Padło na pierożki ze szczypiorkiem z czosnku i pietruszką w zalewie z dużą ilością warzyw. Wszystko robili na naszych oczach. Ależ to było wyśmienite! Jedną porcją najedliśmy się do syta. Cena: pięć złotych… Pani przygotowująca posiłek była bardzo sympatyczna i zarazem szczęśliwa, że tak nam smakowało.
Lokalni siedzieli z nami i również podzielali nasz entuzjazm. Byliśmy tak zachwyceni tym jedzeniem i klimatem, że postanowiliśmy tam wrócić wieczorem.

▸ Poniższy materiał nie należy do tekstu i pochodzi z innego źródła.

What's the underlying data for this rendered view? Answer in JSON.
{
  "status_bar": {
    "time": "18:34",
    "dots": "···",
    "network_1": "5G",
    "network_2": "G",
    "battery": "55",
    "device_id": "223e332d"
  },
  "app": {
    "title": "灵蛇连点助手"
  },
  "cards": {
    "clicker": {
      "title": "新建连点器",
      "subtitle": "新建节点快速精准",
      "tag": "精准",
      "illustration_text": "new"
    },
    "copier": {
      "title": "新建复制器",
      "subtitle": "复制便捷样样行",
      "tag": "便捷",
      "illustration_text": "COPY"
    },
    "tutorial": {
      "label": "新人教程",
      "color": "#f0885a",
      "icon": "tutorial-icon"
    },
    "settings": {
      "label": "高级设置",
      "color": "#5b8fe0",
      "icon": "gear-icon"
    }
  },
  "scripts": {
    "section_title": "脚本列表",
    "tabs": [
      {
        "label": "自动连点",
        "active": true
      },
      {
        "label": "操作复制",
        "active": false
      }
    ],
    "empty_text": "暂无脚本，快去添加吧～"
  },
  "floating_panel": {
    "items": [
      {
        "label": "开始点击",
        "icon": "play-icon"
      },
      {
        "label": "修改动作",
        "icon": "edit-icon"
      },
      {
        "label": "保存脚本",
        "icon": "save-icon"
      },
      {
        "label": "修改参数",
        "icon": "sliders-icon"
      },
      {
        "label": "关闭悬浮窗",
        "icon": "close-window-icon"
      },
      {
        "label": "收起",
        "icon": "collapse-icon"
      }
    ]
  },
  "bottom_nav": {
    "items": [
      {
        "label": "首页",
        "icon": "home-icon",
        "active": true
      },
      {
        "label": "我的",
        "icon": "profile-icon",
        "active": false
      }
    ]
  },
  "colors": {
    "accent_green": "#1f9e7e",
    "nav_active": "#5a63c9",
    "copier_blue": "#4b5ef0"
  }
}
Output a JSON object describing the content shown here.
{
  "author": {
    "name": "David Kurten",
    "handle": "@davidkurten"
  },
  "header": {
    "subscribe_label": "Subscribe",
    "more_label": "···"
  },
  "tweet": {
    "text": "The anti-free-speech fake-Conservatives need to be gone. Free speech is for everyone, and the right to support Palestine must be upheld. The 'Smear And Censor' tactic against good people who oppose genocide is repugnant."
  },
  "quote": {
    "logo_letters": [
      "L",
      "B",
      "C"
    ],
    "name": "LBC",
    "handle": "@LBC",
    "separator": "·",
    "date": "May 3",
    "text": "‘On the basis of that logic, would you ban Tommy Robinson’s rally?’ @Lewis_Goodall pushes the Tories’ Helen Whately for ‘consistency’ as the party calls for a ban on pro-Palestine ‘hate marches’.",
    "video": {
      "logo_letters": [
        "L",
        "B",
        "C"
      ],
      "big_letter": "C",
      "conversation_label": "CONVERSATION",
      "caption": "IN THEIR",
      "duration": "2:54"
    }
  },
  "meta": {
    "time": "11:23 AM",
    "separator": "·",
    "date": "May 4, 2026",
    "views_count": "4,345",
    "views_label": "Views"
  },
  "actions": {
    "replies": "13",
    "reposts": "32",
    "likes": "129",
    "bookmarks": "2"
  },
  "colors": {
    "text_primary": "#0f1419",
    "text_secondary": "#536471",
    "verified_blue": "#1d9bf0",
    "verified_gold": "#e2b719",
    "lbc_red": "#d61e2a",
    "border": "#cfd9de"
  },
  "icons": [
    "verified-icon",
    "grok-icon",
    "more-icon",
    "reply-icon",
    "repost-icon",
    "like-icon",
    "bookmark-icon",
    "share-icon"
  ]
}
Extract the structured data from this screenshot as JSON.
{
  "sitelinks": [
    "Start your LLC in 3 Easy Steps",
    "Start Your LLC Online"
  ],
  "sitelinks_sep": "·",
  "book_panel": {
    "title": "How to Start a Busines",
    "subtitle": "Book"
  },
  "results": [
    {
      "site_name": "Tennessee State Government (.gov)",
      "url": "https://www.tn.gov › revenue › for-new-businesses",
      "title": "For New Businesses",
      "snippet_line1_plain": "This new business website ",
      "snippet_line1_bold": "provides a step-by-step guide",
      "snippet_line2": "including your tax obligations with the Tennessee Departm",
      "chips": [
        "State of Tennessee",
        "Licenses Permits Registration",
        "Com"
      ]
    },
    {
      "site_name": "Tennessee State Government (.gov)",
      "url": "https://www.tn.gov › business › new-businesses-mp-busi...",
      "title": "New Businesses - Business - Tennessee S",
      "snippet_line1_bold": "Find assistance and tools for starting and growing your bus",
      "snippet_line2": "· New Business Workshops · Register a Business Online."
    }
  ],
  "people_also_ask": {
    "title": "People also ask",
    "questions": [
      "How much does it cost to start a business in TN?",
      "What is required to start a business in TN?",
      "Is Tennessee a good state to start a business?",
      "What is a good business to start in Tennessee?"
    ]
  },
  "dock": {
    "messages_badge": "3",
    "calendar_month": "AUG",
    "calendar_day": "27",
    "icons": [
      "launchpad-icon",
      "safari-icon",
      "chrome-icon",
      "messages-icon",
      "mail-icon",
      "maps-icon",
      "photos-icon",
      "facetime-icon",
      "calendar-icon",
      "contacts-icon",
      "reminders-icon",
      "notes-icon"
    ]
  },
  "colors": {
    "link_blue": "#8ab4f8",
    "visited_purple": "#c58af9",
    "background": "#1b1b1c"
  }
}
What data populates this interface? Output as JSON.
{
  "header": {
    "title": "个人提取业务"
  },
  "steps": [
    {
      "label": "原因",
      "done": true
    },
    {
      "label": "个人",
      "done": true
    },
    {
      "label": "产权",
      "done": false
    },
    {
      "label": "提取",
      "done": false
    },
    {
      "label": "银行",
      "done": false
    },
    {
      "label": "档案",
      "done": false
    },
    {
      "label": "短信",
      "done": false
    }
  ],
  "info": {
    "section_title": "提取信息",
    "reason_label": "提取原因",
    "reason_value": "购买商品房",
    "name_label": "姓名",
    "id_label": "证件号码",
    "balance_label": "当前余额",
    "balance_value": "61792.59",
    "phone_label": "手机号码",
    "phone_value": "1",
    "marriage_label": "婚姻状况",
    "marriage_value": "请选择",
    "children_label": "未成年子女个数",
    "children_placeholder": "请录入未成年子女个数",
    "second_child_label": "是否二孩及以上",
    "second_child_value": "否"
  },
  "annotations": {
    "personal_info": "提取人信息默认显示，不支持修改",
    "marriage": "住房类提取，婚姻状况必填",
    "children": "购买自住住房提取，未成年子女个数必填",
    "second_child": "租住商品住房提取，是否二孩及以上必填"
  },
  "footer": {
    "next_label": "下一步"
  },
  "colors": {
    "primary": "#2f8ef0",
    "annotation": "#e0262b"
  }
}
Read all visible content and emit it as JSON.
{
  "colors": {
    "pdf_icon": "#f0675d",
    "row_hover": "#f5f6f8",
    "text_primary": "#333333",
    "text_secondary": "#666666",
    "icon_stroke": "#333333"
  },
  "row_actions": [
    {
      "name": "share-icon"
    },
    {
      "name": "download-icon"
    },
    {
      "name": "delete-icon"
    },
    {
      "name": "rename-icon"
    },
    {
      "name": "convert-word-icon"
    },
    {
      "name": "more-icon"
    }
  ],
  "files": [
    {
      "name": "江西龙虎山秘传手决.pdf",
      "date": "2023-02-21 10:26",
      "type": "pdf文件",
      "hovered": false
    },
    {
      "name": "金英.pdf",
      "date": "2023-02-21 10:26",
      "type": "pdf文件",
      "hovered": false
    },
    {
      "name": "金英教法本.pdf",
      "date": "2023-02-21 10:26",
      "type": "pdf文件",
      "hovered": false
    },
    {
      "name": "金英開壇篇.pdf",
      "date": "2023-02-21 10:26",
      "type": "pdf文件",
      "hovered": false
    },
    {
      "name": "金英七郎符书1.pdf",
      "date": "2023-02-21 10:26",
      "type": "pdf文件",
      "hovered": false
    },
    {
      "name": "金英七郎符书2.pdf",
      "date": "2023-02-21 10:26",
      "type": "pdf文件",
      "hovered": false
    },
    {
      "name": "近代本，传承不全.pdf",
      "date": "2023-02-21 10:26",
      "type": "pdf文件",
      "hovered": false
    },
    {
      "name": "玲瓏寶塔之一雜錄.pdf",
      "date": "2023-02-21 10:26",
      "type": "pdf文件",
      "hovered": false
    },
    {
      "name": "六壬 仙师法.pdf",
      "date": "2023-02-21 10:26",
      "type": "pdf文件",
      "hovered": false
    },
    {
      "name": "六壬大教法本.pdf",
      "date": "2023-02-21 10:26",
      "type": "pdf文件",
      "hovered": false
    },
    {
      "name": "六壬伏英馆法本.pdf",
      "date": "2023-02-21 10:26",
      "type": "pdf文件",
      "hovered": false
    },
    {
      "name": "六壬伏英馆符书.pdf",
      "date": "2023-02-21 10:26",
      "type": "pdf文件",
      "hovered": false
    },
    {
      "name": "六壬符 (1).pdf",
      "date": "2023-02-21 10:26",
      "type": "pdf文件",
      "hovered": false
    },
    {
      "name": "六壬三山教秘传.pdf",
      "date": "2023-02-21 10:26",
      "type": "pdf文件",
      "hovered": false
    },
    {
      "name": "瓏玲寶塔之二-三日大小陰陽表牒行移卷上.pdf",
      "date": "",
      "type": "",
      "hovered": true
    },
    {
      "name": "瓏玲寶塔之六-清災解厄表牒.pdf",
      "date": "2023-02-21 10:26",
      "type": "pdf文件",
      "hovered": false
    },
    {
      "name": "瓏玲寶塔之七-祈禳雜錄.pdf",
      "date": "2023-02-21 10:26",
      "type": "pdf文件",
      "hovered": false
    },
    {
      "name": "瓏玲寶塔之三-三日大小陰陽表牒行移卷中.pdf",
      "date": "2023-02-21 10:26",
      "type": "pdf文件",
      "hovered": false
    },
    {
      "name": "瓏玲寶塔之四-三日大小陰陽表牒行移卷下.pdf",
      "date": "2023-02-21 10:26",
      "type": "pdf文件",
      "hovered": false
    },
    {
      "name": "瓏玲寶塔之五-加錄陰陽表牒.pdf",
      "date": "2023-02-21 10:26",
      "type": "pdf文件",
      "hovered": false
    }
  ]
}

Widok tej kobiety, kiedy nas zobaczyła po raz drugi-bezcenny. Dała nam jeszcze większą porcję, Asi przyrządziła sałatkę, co chwile częstowała herbatą, dbając o nas, jak o najlepszych gości. Byliśmy wzruszeni jej postawą i dobrocią. Ach, ci kochani Ujgurzy 🙂 To był dobry przystanek dla nas. W podróży nie można się spieszyć. My po raz pierwszy nie mamy limitu czasowego i możemy pozwolić sobie na totalnie luźny grafik. To jest po prostu wolność!